How to Make Flipbook Animation Machine from Cardboard

Creator: The Q (Youtube)

How would you spend your leisure time on a breezy weekend? If your mood is set on a vintage animation that reminds you of an old flipbook, then you’re in for the right place!

Take a moment to revive back the old days of how animation is made with your own drawings and imagination as you flip the pages around. Rather than making small-scaled flipbooks made of stick notes or trimmed booklets, The Q will show us how to make a flipbook animation machine at home with cardboards and a PVC tube that enables the character in the book as you turn the handle around.

Before you start making the machine, spend some time to draw your favorite animation or your own storyline. Remember to have the same background for each scene. After achieving a bunch of pages, get yourself ready with all the essentials you need including cardboards, skewer sticks, a PVC tube, and hot glue.

Since the machine needs to stand idle by itself, you need to start with the main structure. They include the base and the frames that will hold the machine together.

To create the bottom part, stack up smaller rectangular cardboards on a bigger one and top them with another corrugated sheet secured with glue to create a nice curve.

As you finish with the foundation, cut out four more shark fin-shaped cardboards centered with a hole in the middle to fit a tube in the next step, before gluing the two pieces together on both sides of the base.

Next, create two spinner wheels that are made of a 10 cm diameter cardboard as you create holes around the rim with 0.5cm space in between marked on the secondary circle with a length 4cm radius.

Continue until you finish the circle.
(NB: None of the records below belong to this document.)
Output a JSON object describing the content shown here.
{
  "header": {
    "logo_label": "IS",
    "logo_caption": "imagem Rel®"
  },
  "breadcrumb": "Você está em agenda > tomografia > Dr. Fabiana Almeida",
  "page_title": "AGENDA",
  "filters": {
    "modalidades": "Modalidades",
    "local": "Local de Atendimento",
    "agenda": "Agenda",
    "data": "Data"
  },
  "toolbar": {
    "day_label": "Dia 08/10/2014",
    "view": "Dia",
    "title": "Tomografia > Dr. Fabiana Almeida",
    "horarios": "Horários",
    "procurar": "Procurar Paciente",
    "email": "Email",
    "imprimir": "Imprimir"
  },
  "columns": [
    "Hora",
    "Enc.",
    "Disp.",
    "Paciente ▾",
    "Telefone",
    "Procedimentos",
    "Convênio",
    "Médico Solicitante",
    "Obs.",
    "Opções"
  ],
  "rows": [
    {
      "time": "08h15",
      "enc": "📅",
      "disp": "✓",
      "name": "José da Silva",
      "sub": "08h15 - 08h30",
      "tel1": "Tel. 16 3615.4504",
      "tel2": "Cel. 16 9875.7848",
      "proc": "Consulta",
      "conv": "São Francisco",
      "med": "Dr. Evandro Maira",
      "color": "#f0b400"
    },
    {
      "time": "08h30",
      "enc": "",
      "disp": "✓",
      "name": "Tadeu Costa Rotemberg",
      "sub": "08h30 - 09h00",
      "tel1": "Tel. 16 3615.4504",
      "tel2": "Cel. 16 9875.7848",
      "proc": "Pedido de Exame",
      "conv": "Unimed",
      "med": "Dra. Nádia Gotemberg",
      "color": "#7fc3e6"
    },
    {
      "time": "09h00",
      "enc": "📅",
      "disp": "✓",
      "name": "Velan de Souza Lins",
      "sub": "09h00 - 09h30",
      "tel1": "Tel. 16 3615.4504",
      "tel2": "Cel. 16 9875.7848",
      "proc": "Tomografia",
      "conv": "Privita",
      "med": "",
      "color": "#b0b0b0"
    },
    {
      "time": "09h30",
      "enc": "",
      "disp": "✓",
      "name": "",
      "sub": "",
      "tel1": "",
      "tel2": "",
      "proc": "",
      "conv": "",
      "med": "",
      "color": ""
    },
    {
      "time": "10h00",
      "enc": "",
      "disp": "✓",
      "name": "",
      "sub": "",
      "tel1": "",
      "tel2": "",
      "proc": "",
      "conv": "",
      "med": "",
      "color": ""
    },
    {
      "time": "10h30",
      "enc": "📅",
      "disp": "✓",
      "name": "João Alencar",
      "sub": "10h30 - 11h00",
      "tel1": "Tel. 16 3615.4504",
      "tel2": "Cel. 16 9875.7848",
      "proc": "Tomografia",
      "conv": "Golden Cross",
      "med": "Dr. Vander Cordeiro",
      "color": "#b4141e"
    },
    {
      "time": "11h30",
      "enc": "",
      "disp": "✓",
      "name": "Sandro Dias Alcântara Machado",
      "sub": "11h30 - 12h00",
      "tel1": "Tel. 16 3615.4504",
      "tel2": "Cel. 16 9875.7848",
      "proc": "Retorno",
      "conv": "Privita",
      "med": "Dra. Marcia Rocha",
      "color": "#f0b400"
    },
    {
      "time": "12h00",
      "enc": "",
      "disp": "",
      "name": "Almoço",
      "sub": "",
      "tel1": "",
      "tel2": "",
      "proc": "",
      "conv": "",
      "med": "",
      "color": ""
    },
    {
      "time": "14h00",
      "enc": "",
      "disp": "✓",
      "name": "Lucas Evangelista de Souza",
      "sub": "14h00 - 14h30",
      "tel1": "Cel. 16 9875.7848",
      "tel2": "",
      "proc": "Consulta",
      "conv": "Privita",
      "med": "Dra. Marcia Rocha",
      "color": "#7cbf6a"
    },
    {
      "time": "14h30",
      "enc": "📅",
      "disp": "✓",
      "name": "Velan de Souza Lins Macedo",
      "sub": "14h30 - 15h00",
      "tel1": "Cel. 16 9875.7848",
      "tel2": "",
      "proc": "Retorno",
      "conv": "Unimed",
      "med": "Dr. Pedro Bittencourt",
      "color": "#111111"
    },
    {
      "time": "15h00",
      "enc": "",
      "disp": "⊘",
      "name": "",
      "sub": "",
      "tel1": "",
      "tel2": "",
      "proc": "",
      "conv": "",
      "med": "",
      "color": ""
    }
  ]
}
Create a hole to fit your PVC tube in the middle of each spinning wheel before you insert the tube in through the frames by having the 2 wheels insides.

Then work out on the spindle by stacking more cardboards on each other before inserting another tube inside the hole before you attach them to the remaining tube that’s connected to the spinner.

Last, is to arrange your drawings and fold them halfway through with your own remark. Since this is a flipbook, the first page needs to be on top of the next bottom part on the other side.

After you fold it in half, put a skewer stick in the middle and stick two sides together that make one page. Continue with the rest of the drawings before you place each scene sheet to the spinning machine one by one. Place another cardboard on top as a page stopper and you are done!